With the announcement that Graeme Irwin’s motocross career was ending thanks to his badly broken wrist at Imola, we thought it would be a good idea to get the thoughts of the man that guided Graeme to his British MX1 championship, Dave Thorpe.
It was three-time 500cc world champion Thorpe and the Buildbase Honda team that saw Graeme have his best British championship season and reach a lifelong goal of being British champion, making him only the second man to win the big bike title from Northern Ireland, along with Gordon Crockard.
Graeme was established when he came into the team but he went onto win the British championship with you, what did you see in him and what did you bring to the table to get that title?
The first thing to say is that it wasn’t just me in the Buildbase team, he had a super mechanic in Rob, he gelled very well with Ryan with the engine so I think between us all we kind of gelled as a team, I think that was the key. Graeme’s raw speed has never been in dispute and I just feel he really suited the Honda, I feel the Honda was made for Graeme, as we know the Honda chassis is second to none, and Graeme will be the first to say there are times when he gets into a little pickle because of his own exuberance!
It was a team effort and when I look back I think my influence was maybe from having experiance really. If you remember, Graeme had dislocated his shoulder at the Des Nations at Maggiora (end of 2016) and when we started to test with him in February, Graeme was a fair way off the pace of Martin (Barr) at that time and it proper threw him.
My words of wisdom then were, when we went home, I reassured him that while he was going start on a much lower level than he wanted too but he would come, very, very good right when he needed too. I think those words of encouragement and reassurance helped Graeme at that time because none of us like to be whipped by our teammate in testing! But I felt he had time on his side, he felt that everything had to be right in February but we reassured him that while the season starts in March, it doesn’t really get going until May, June and July.
I think it really sat in his brain and brought him some sort of comfort that he didn’t need to panic. I think from my side that was really the biggest influence we had on him at that time. As a team we gelled and he gelled extremely well with the Honda and when he said to me he was going to go Grand Prix racing, I was really disappointed because obviously it’s not on our radar and that meant we were going to lose a guy that had an amazing work ethic and was dedicated to the cause.
There was a period of time where I thought, ‘this is going to be tough,” but when one door closes another opens and Jake Nicholls appeared and I have exactly the same person in Jake Nicholls that I had in Graeme Irwin, he gelled well with the bike and they give you 100 percent and that is all you can ask for as a team manager.
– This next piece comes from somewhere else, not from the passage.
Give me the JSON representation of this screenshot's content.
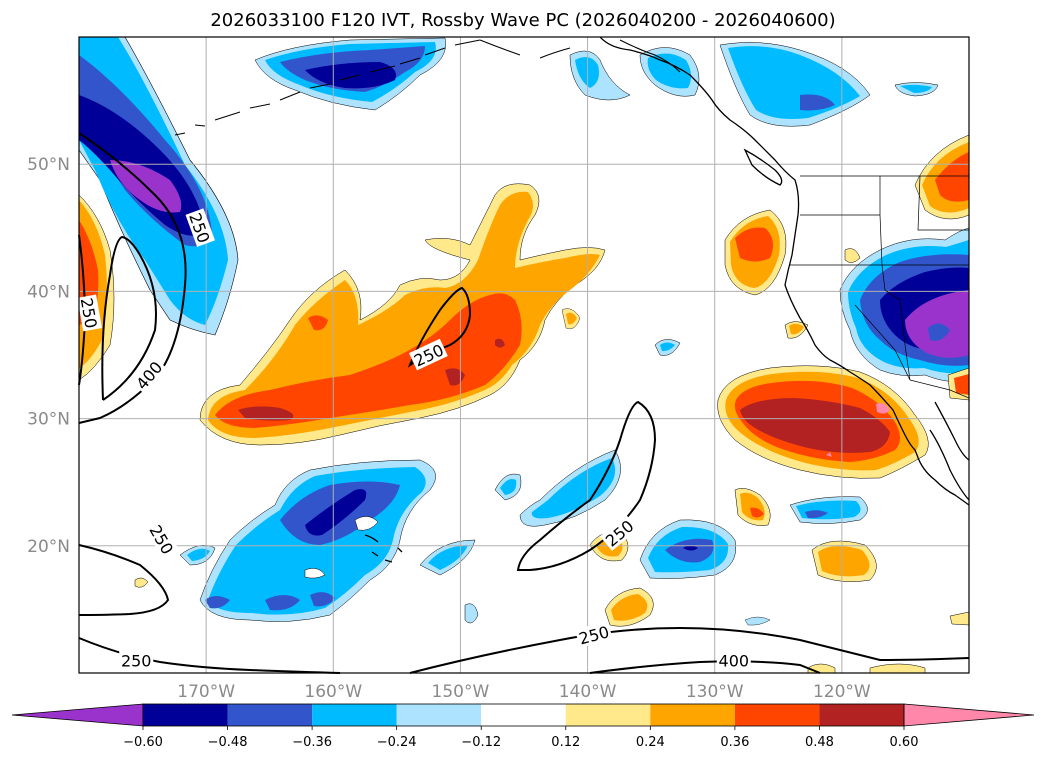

Graeme seemed to smooth out a lot on the Honda, was that something you feel you contributed too or was he just enjoying the bike?
I think the bike helped him too smooth out and he worked really closely with Ryan and as we all know, 450s can be very beasty, they are a difficult bike to race at the highest level. He world really closely with Ryan and Rob and had a brilliant relationship with Mark Eastwood on the suspension and it all pulled together, okay you could say he was maturing as a rider and I think he was, but the whole package of everybody I think it helped.
In that year I was very fortune, I had two of the most professional guys in Martin and Graeme. The team I have now with Jake and Josh, they are a similar vein, their work ethic is second to none. Quite often, when you are a team manager and sign riders, from the outside looking in, you never really get to understand what animal you are dealing with until they are in your team. Fortunately for us at Buildbase Honda, Graeme and Martin as well as now with Jake and Josh, their work rate is second to none.